Previously, the IARC classification included a Group 4 for agents that are probably not carcinogenic for human beings. After decades of review, the IARC placed only a single agent in Group 4, caprolactam, apparently because the agency found everything else in the world to be presumptively a cause of cancer. The IARC could not find sufficiently strong evidence even for water, air, or basic foods to declare that they do not cause cancer in humans. Ultimately, the IARC abandoned Group 4, in favor of a presumption of universal carcinogencity.

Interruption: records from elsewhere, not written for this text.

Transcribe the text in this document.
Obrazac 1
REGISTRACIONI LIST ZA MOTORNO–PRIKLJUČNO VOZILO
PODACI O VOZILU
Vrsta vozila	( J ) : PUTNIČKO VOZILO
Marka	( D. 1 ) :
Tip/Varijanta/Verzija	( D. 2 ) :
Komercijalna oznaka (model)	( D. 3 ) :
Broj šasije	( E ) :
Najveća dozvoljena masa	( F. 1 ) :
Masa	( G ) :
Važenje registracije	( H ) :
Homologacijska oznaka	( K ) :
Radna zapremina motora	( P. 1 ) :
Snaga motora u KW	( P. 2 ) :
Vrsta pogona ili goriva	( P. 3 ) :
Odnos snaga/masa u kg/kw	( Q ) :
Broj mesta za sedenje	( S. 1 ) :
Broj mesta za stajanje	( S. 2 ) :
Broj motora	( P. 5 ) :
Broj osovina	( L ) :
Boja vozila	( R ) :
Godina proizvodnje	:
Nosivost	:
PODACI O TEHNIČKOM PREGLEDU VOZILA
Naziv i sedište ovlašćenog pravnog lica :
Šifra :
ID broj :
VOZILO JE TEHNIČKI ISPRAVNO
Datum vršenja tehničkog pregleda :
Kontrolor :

The IARC describes its carcinogen classification procedures, requirements, and rationales in a document known as “The Preamble.” Any discussion of IARC classifications, whether in scientific publications or in legal briefs, without reference to this document should be suspect. The Preamble seeks to define many of the words in the classificatory scheme, some in ways that are not intuitive. This document has been amended over time, and the most recent iteration can be found online at the IARC website.[3]

IARC claims to build its classifications upon “consensus” evaluations, based in turn upon considerations of

(a) the strength of evidence of carcinogenicity in humans,

(b) the evidence of carcinogenicity in experimental (non-human) animals, and

(c) the mechanistic evidence of carcinogenicity.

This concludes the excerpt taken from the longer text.